There was a recent story about how Twitter algorithms can't distinguish between white supremacist hate groups and Republican politicians, so they just decided not to moderate white supremacists.

This was mostly presented as an "OMG, Republicans are indistinguishable from white supremacists, LOL" story. But there's another question that has been almost entirely overlooked: Whether algorithms have any place at all in this process. The thinking is "Well, the algorithm doesn't work, 'technology' doesn't do 'X,' so we're stuck with a host of social problems brought on by the advent of new technology."

But nobody says "maybe we shouldn't be using algorithms for editorial functions at all." Maybe we should hire human beings and pay them. The tech companies have propagandized us to the point where we think it is normal and natural that they have replaced a human workforce with automation, before they even had a human workforce. Their enormous profits (Facebook's stock has gone up 45% in 6 months, their revenue in 1Q 2019 was $15 billion) are due to the fact that they are harvesting behavioral data and dumping the toxic waste from that process into the environment, without any meaningful quality control in the product, or pollution control in the manufacturing process. Their "algorithms" are essentially crappy pollution control devices. If they were forced to install better pollution control, it might make a tiny dent in their obscene profit margins.

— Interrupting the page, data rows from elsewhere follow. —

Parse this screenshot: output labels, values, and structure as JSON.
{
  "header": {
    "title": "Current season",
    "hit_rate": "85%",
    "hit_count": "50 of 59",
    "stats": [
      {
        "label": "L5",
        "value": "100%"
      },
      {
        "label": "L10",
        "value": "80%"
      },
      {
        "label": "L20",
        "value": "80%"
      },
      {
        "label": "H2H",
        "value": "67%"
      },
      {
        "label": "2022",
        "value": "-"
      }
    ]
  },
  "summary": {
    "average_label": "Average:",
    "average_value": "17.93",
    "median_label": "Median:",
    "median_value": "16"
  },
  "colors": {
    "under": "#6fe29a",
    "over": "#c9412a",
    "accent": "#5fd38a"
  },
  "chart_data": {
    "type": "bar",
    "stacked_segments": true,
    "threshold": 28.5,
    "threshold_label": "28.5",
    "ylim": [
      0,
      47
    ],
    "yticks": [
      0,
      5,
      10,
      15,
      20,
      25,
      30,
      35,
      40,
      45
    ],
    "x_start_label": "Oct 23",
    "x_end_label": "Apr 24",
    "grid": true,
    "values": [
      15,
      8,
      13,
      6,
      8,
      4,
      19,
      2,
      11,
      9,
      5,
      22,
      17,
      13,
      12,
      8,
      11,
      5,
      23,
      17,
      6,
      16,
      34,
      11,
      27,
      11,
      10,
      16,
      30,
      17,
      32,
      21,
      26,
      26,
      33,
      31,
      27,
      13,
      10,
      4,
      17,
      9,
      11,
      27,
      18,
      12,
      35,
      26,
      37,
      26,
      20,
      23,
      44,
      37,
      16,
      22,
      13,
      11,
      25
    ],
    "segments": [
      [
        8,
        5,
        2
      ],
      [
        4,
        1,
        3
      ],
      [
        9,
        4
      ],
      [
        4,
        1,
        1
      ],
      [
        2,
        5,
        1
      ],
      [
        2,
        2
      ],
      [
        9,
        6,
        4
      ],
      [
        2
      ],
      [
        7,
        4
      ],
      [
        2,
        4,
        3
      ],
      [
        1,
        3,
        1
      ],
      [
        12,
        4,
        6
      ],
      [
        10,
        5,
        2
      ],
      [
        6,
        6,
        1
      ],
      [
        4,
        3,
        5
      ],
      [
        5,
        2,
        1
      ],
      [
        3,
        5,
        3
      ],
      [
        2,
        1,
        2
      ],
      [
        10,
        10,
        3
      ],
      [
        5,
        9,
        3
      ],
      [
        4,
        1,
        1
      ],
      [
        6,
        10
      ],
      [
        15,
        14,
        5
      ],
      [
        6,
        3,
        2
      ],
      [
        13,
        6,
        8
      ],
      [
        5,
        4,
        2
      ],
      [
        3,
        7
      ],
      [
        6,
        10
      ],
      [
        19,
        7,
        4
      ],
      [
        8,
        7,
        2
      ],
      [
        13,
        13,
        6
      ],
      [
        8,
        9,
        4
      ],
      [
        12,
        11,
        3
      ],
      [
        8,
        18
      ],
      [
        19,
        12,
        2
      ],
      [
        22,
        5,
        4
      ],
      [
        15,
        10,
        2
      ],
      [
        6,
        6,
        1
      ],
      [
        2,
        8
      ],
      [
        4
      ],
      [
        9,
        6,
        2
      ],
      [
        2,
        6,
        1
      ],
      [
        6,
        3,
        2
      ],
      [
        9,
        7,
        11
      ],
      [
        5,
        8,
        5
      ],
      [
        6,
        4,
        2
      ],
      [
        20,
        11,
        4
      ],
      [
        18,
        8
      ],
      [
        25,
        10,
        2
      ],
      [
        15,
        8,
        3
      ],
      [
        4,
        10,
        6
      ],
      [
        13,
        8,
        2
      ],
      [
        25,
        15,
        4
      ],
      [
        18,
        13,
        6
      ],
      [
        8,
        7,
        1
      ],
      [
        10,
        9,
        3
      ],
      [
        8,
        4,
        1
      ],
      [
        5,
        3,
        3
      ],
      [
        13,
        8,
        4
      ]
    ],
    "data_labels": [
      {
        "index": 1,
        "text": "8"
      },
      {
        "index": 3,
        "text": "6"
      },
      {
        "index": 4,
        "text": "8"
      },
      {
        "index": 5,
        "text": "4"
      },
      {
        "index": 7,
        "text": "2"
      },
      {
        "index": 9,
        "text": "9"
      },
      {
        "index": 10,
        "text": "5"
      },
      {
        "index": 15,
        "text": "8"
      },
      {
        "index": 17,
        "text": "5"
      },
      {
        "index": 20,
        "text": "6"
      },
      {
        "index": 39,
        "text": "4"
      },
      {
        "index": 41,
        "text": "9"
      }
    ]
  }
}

There is nothing inevitable or necessary about this. We don't let them get away with this with self-driving cars, for example. When a self-driving car kills someone, we don't let them say, "well, the algorithm doesn't prevent that, so we'll just change the product requirements." Or, "that's just the way self-driving cars work, society will have to get used to it."

In the 1960s, industrial pollution got so bad that the Cuyahoga River in Cleveland caught on fire. The dramatic images from that event helped get the Clean Water Act passed. We need a Clean Information Act to get the tech companies to clean up their acts.